« L'union fait la force. Oui, mais la force de qui ? » Alain, Propos, 1956, p. 66).
Chez Alain, ce n'est pas seulement aux gouvernants que le citoyen doit résister. Il doit aussi toujours se méfier du gros animal qu'est la société. Chacun est facilement pris par un mouvement d'ensemble qui l'emporte et le domine. Les mouvements de paniques, de haine d'un bouc émissaire, d'enthousiasme collectif... sont ce dont il faut se garder.
« Je range encore parmi les faits du même genre, écrit Alain, l'adoration soudaine pour un chef ou pour un orateur, les entraînements bien connus des assemblées, le délire révolutionnaire, enfin tous les courants d'opinion qui unissent comme le vent et le cyclone, et se terminent de même » (Alain, Propos, t. II, CXLVIII). C'est un vent, c'est un cyclone, il relève d'une mécanique : plutôt que du libre gouvernement humain.
Ce gros animal, Alain lui donne souvent le nom de « Léviathan ». Ce monstre destructeur est un héritage de la Bible. C'est dans le livre de Job (3 : 8, 40 : 25) qu'on le trouve. Sa forme n'y est pas décrite. Mais il est traditionnellement représenté comme une gueule ouverte qui avale tout ou comme un grand serpent de mer. Alain conserve cet imaginaire. La société se fait Léviathan en dévorant les âmes. Grand corps tyrannique et dangereux, elle court en ondulant.
« Léviathan fait courir ses mille pattes; il avance en colonne serrée. Ceux qui le composent n'en sont point maîtres; au contraire ils reçoivent avec enthousiasme les signes de ce grand corps, et s'accordent à ses mouvements. Honte si on ne les devine; honte si l'on commence à les rompre » (Alain, Propos sur les pouvoirs, 2006, p. 316).
Léviathan est fait de ceux qu'il dévore. En lui, ils sont serrés. Ils forment un même corps qui se dirige tout seul. Les libertés sont absorbées. Ce n'est plus moi qui pense. Ce n'est plus aucun de nous. C'est un animal qui s'agite et qui agit.
Le mouvement du monstre est rapide. La rumeur s'amplifie en un instant, on passe d'une mode à l'autre, d'un bouc émissaire à un autre. La honte fait ciment. Sa source est d'origine strictement sociale. Je n'ai pas honte d'être dans l'erreur ou dans la faute. J'ai honte de ne pas me conformer aux mouvements du grand corps qui échappent à ma volonté. Voilà le danger qui guette toujours la société. Voilà comment naît la guerre.

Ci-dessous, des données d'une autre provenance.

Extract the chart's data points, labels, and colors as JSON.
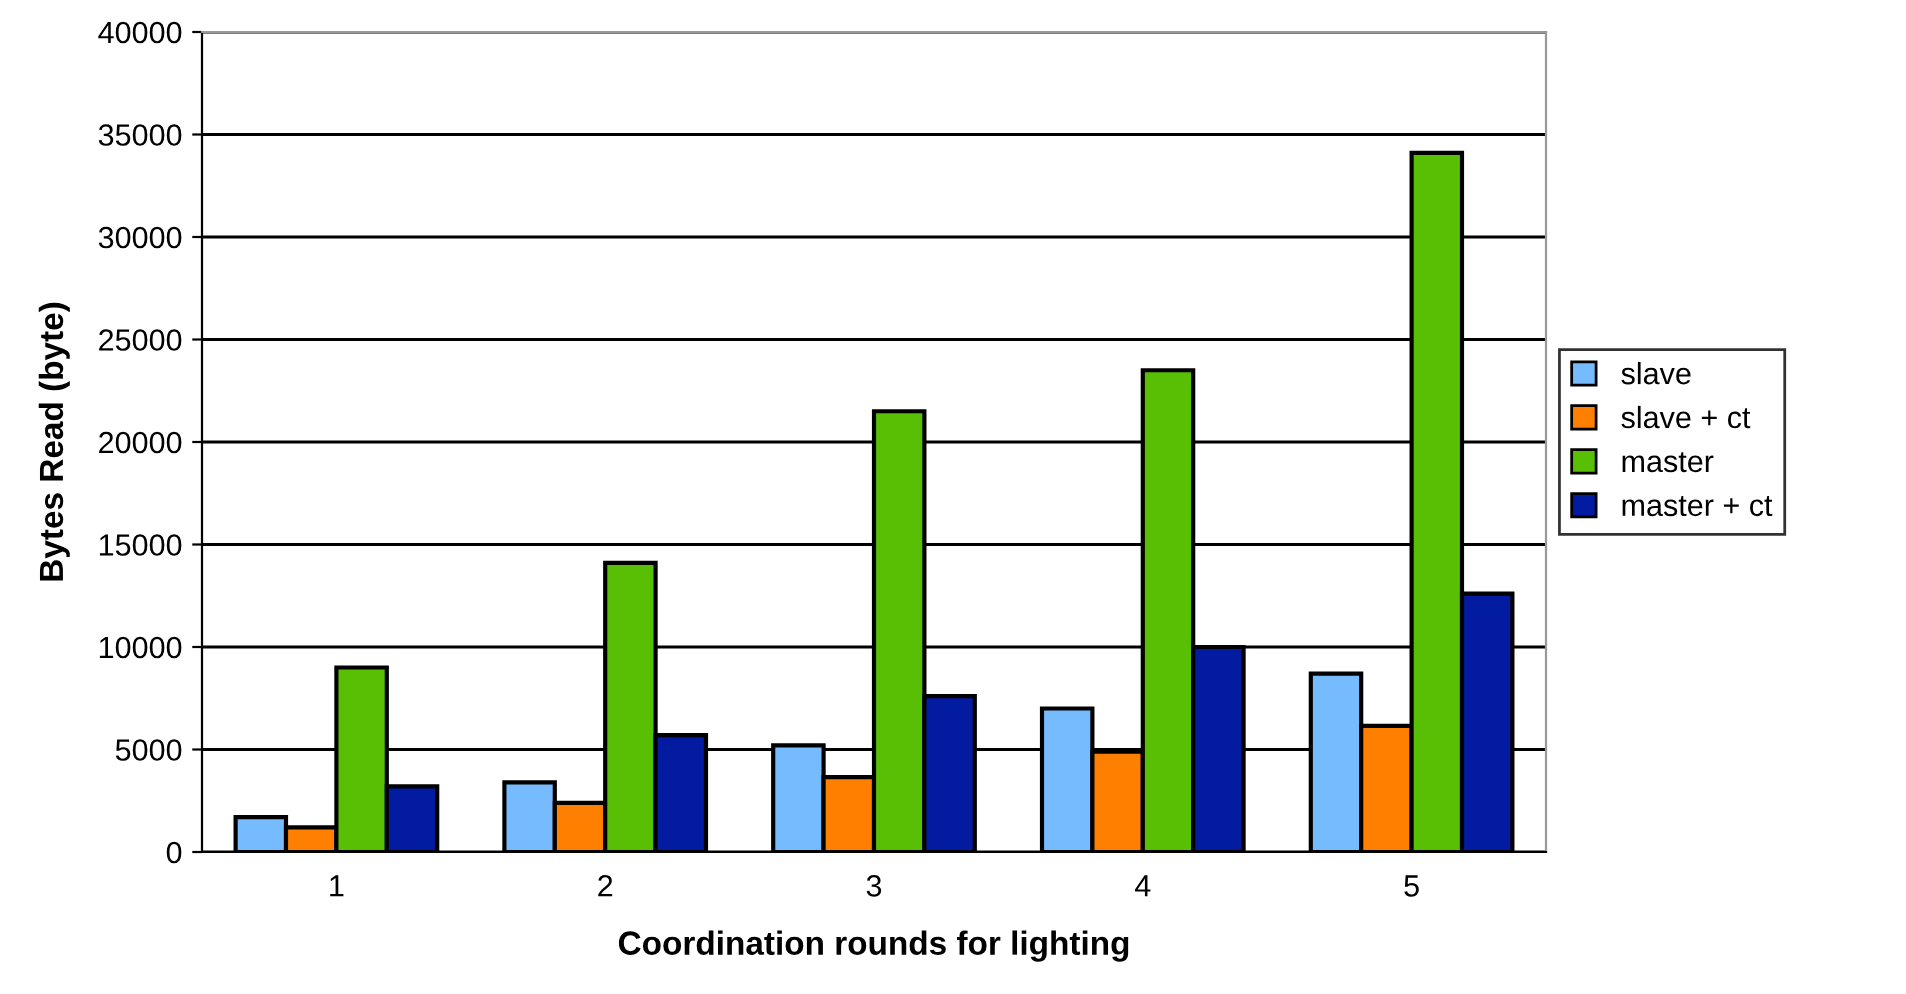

L'esprit démocratique consiste à s'élever contre l'élan infantile du gros animal. Le citoyen sait être et penser seul. Il ne cesse de considérer l'élan de l'opinion avec méfiance. « Le plus clair de l'esprit démocratique, c'est peut-être qu'il est antisocial » (Alain, Propos, t. II, CXLVIII).
L'esprit démocratique suppose la pensée, qui est résistance de chacun. Or, « il n'y a de pensée véritable que dans un homme libre ; dans un homme qui n'a rien promis, qui se retire, qui se fait solitaire, qui ne s'occupe point déplaire ou de déplaire »(Alain, Propos, 1956, p. 667). Les partis, les journaux, les Églises, les nations, les communautés, ne peuvent dès lors qu'être regardés avec la plus grande défiance. Alain écrit ceci: « On me demande si je suis avec le prolétariat. Réponse : je ne suis avec personne » (Alain, Propos, 1956, p. 1077).
Cet éloge de la solitude est fréquent dans les propos du philosophe. Je ne pense que seul. Je ne pense même que dans le refus du mouvement de la masse, dans la méfiance à l'égard de l'enthousiasme. Être seul, c'est devenir plusieurs, ne plus se croire, se surveiller soi-même, tandis que se noyer dans le grand Léviathan, c'est n'être plus qu'un.
La démocratie ne se fonde pas sur le débat, chez Alain. Au contraire, elle s'en tient à distance. À la discussion publique, aux arguments qui emportent les foules, à la communication des humeurs, le philosophe préfère la critique solitaire et l'opinion défiante. »
Baptiste Jacomino, Apprendre à philosopher avec Alain, pp 101-102, Editions Ellipses, 2009.